POLITICS

Sakeliga in Cape court against racial quotas and racial classification

Quota provides for only one black female advocate among 10 positions in Legal Practice Council

Sakeliga in Cape court against racial quotas and racial classification

19 February 2020

Racial quotas and racial classification as applied in the Western Cape Legal Practice Council are unconstitutional. This is argued by the business organisation Sakeliga as amicus curiae in the Cape Supreme Court and Equality Court on 18 and 19 February.

Sakeliga also argues that should the Court find that such racial classification is not unconstitutional, there should at least be objective standards and acceptable processes for racial classification, based on which persons should be able to appeal against their racial classification.

The case stems from an incident early in 2019 when Adv NcumisaMayosi received third most votes in an election of the Western Cape Legal Practice Council but was not allowed to take up her position because of a quota system. The quota provides for only one black female advocate among the 10 positions in the Legal Practice Council. According to the Legal Practice Council, Adv Mayosi would have exceeded this quota and she therefore had to be turned away.

Following the quota decision, the Cape Bar Council brought applications against, inter alia, the minister of justice and corrective services and the Legal Practice Council in the Cape Supreme Court and the Equality Court. In these applications the Cape Bar Council requests the court to declare the relevant directives of the Legal Practice Council to be unconstitutional, or alternatively to be unfair discrimination.

The quotas are set out in regulation 4(3) and (4) of a schedule in terms of section 109(1)(a) of the Legal Practice Act, No 28 of 2014.
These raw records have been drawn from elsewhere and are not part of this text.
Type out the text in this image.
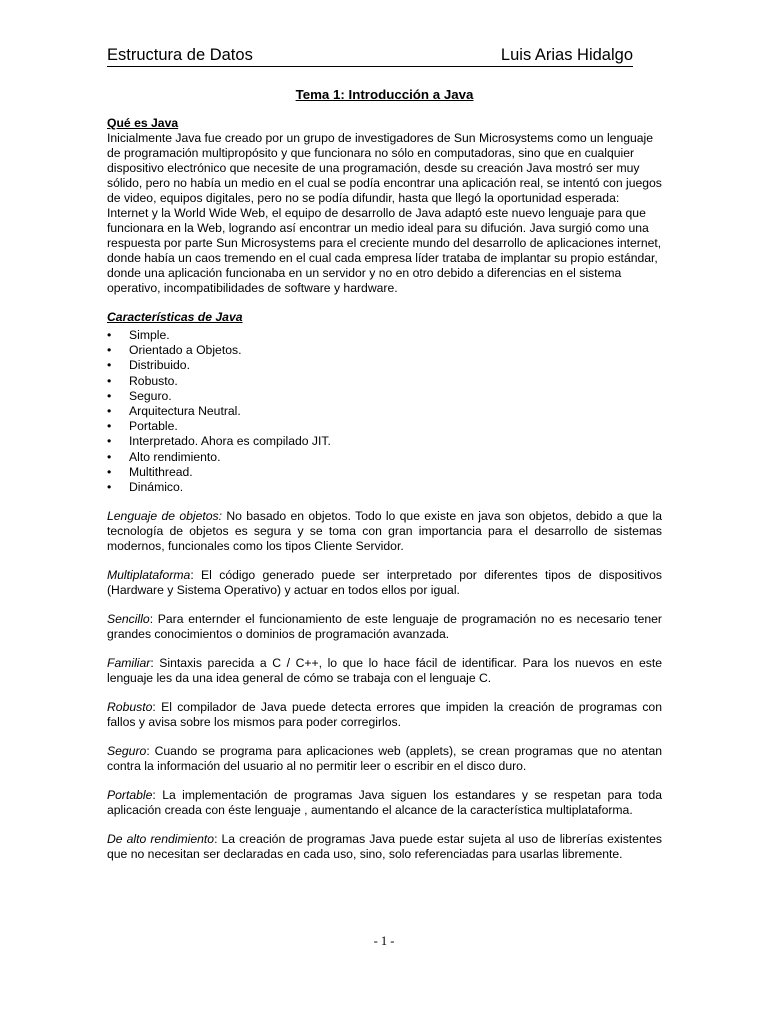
Estructura de Datos	Luis Arias Hidalgo
Tema 1: Introducción a Java
Qué es Java
Inicialmente Java fue creado por un grupo de investigadores de Sun Microsystems como un lenguaje de programación multipropósito y que funcionara no sólo en computadoras, sino que en cualquier dispositivo electrónico que necesite de una programación, desde su creación Java mostró ser muy sólido, pero no había un medio en el cual se podía encontrar una aplicación real, se intentó con juegos de video, equipos digitales, pero no se podía difundir, hasta que llegó la oportunidad esperada: Internet y la World Wide Web, el equipo de desarrollo de Java adaptó este nuevo lenguaje para que funcionara en la Web, logrando así encontrar un medio ideal para su difución. Java surgió como una respuesta por parte Sun Microsystems para el creciente mundo del desarrollo de aplicaciones internet, donde había un caos tremendo en el cual cada empresa líder trataba de implantar su propio estándar, donde una aplicación funcionaba en un servidor y no en otro debido a diferencias en el sistema operativo, incompatibilidades de software y hardware.
Características de Java
• Simple.
• Orientado a Objetos.
• Distribuido.
• Robusto.
• Seguro.
• Arquitectura Neutral.
• Portable.
• Interpretado. Ahora es compilado JIT.
• Alto rendimiento.
• Multithread.
• Dinámico.

Lenguaje de objetos: No basado en objetos. Todo lo que existe en java son objetos, debido a que la tecnología de objetos es segura y se toma con gran importancia para el desarrollo de sistemas modernos, funcionales como los tipos Cliente Servidor.

Multiplataforma: El código generado puede ser interpretado por diferentes tipos de dispositivos (Hardware y Sistema Operativo) y actuar en todos ellos por igual.

Sencillo: Para enternder el funcionamiento de este lenguaje de programación no es necesario tener grandes conocimientos o dominios de programación avanzada.

Familiar: Sintaxis parecida a C / C++, lo que lo hace fácil de identificar. Para los nuevos en este lenguaje les da una idea general de cómo se trabaja con el lenguaje C.

Robusto: El compilador de Java puede detecta errores que impiden la creación de programas con fallos y avisa sobre los mismos para poder corregirlos.

Seguro: Cuando se programa para aplicaciones web (applets), se crean programas que no atentan contra la información del usuario al no permitir leer o escribir en el disco duro.

Portable: La implementación de programas Java siguen los estandares y se respetan para toda aplicación creada con éste lenguaje , aumentando el alcance de la característica multiplataforma.

De alto rendimiento: La creación de programas Java puede estar sujeta al uso de librerías existentes que no necesitan ser declaradas en cada uso, sino, solo referenciadas para usarlas libremente.

- 1 -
In his affidavit, Piet le Roux, CEO of Sakeliga, in conclusion argues as follows: “Having outlined here the complications that arise when a state imposes race classification, it appears that it is more prudent for a state to avoid this quagmire altogether. However, should a state nevertheless deem it necessary for whatever reason to do so, it is as a matter of justice and morality obliged to provide for proper administration in matters relating to classification, and therefore attempt the project of clarifying the objective criteria and defining a process by which decisions with reference to such criteria are made. In South Africa’s case, it is also so obliged by the Constitution’s requirements for administrative justice.
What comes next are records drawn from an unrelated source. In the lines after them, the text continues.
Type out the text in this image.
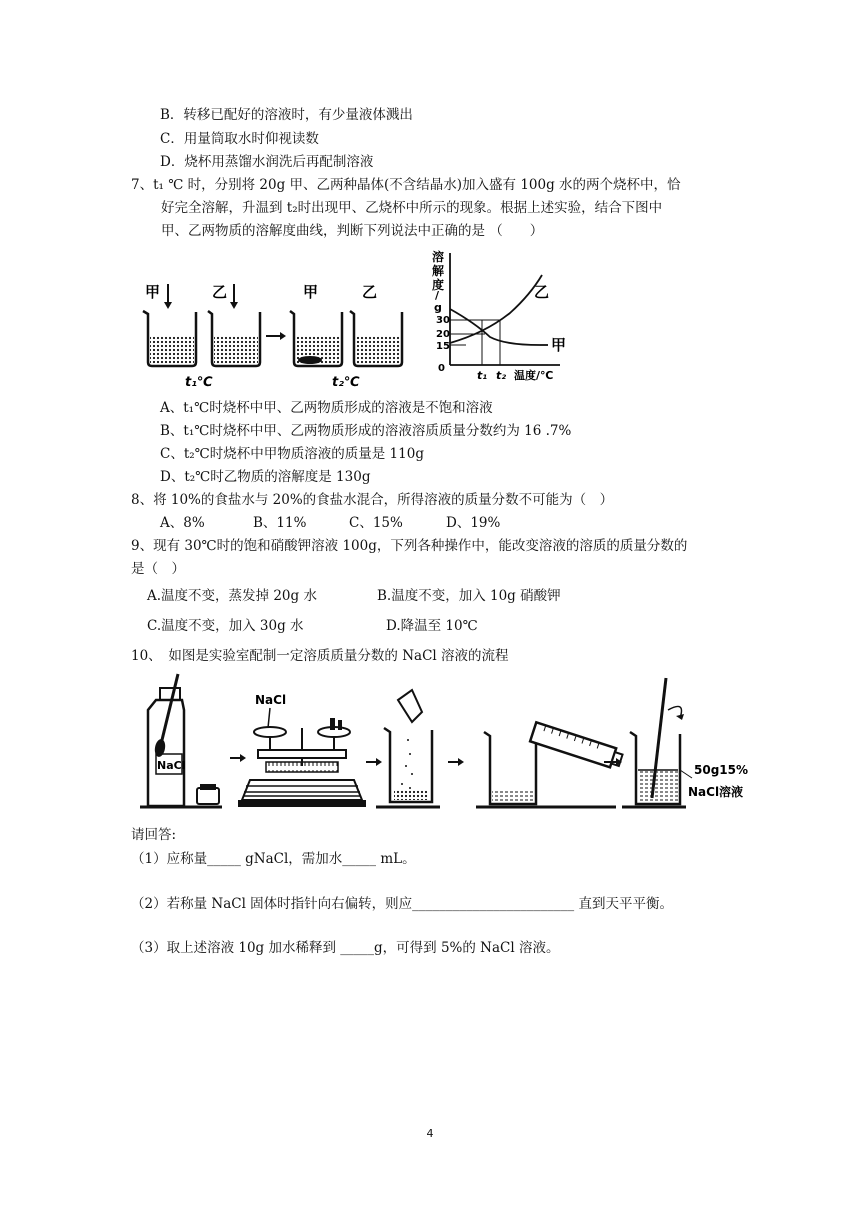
B．转移已配好的溶液时，有少量液体溅出
C．用量筒取水时仰视读数
D．烧杯用蒸馏水润洗后再配制溶液
7、t₁ ℃ 时，分别将 20g 甲、乙两种晶体(不含结晶水)加入盛有 100g 水的两个烧杯中，恰
好完全溶解，升温到 t₂时出现甲、乙烧杯中所示的现象。根据上述实验，结合下图中
甲、乙两物质的溶解度曲线，判断下列说法中正确的是 （　　）
甲	乙	甲	乙
t₁℃	t₂℃
溶
解
度
/
g
30
20
15
0
乙
甲
t₁ t₂ 温度/℃
A、t₁℃时烧杯中甲、乙两物质形成的溶液是不饱和溶液
B、t₁℃时烧杯中甲、乙两物质形成的溶液溶质质量分数约为 16 .7%
C、t₂℃时烧杯中甲物质溶液的质量是 110g
D、t₂℃时乙物质的溶解度是 130g
8、将 10%的食盐水与 20%的食盐水混合，所得溶液的质量分数不可能为（　）
A、8%	B、11%	C、15%	D、19%
9、现有 30℃时的饱和硝酸钾溶液 100g，下列各种操作中，能改变溶液的溶质的质量分数的
是（　）
A.温度不变，蒸发掉 20g 水	B.温度不变，加入 10g 硝酸钾
C.温度不变，加入 30g 水	D.降温至 10℃
10、　如图是实验室配制一定溶质质量分数的 NaCl 溶液的流程
NaCl
NaCl
50g15%
NaCl溶液
请回答:
（1）应称量_____ gNaCl，需加水_____ mL。
（2）若称量 NaCl 固体时指针向右偏转，则应________________________ 直到天平平衡。
（3）取上述溶液 10g 加水稀释到 _____g，可得到 5%的 NaCl 溶液。
4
We therefore submit to the court that racial quotas like is the case with the LPC in this matter are unconstitutional; and that even if they were found to be constitutional, they would only be so if objective standards and acceptable processes were put in place by the state, governing how classifications were to be made and by whom, how they were to be disclosed to affected persons, and how they were to be reviewed when a party classified or affected by another’s classification feels for some reason aggrieved.”